Good. Can you think of a possible wording (and place in the RFC to put
it)?
But you found something about a PermError in the spec.,
http://permalink.gmane.org/gmane.mail.spam.spf.devel/1804
about http://www.openspf.org/RFC_4408#op-result-permerror
See above.
Have all syntatically valid identities expected formats ?
"good..dots"@example is syntactically valid, but simple
good..dots.example queries won't work for %{l}.example, while
good\.\.dots.example should work.
I think that's exactly the case that 2.5.7/1/3 is referring to (even
though SPF doesn't know any concept of \-escaping, so your second example
would consist of four (4) labels, not two).
OTOH bad..dots.example is a syntactically invalid HELO, does 2.5.7 mean
that a:%{h} should throw a PermError ?
Yes, I think that's the intent. However, as I said, this is inconsistent
with the overall tune of the spec. I think it should be dropped for
consistency's sake. We can always revive the idea for SPFv3.

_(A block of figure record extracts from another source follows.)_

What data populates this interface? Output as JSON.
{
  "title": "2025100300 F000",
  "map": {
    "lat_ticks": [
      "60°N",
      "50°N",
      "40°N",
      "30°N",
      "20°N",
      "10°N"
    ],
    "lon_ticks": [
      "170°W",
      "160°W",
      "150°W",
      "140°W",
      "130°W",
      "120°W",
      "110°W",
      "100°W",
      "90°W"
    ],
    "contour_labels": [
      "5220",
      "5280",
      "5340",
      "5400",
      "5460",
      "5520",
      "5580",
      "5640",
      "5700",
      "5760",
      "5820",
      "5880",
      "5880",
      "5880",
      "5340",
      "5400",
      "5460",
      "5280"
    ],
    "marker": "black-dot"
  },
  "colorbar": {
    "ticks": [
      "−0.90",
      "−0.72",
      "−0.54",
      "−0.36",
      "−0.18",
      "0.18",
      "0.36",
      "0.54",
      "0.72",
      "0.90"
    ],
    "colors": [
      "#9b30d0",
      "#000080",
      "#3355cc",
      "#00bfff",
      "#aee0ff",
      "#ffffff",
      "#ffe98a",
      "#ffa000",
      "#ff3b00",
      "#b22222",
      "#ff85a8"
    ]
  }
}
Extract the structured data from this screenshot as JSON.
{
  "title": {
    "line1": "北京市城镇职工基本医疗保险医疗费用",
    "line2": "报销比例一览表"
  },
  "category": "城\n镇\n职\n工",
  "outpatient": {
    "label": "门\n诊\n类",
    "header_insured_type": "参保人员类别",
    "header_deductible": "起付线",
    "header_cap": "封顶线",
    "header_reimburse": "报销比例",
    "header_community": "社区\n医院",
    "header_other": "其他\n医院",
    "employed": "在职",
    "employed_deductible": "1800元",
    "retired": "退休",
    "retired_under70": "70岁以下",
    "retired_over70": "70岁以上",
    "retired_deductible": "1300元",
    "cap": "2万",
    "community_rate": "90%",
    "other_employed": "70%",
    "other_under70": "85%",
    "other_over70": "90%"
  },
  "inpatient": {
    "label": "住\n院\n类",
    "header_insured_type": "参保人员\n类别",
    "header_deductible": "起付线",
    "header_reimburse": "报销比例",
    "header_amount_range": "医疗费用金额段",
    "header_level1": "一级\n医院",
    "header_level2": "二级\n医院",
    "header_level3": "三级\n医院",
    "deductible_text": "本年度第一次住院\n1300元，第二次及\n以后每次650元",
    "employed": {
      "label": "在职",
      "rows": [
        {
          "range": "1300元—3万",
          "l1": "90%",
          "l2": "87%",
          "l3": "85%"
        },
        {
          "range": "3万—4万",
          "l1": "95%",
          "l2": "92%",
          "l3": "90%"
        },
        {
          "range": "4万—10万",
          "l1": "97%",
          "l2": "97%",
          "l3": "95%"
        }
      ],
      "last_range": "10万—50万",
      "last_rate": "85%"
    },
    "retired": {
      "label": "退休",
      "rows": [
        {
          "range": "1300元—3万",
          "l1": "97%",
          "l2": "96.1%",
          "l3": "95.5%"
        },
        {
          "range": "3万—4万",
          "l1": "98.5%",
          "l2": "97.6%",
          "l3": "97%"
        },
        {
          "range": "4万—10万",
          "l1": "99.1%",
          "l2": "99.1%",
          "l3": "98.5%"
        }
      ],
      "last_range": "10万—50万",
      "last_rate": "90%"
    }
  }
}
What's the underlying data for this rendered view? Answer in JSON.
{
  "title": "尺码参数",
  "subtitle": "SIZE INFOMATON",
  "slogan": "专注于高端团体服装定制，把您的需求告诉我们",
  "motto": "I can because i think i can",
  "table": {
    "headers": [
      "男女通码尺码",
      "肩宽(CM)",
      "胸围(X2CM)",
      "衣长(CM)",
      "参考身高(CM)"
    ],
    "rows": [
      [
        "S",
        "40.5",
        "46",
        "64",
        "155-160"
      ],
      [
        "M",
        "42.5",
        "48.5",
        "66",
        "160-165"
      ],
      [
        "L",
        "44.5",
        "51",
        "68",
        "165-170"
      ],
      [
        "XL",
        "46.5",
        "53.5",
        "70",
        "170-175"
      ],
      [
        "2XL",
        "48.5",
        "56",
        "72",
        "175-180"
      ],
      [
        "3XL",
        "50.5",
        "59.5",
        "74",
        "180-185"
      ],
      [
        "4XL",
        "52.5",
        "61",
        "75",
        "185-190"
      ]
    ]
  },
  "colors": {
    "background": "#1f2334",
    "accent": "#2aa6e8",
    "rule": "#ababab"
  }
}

We could say 2.5.7 got it wrong, and it should be "no match", not
PermError. Or we could remove the wannabe-erratum keeping 2.5.7 and its
obscure PermError as is.
I'd strongly prefer the former and would refrain from doing the latter.
What do others think?
In both cases I think that interpreting dots within a quoted string
(LHS) as "embedded dots" makes sense, it is almost the same as
"back\\slash"@example or other odd creatures you might find in a local
part for %{l}.
It might make sense, but the concept would be completely novel to RFC
4408, so I don't think we can do that.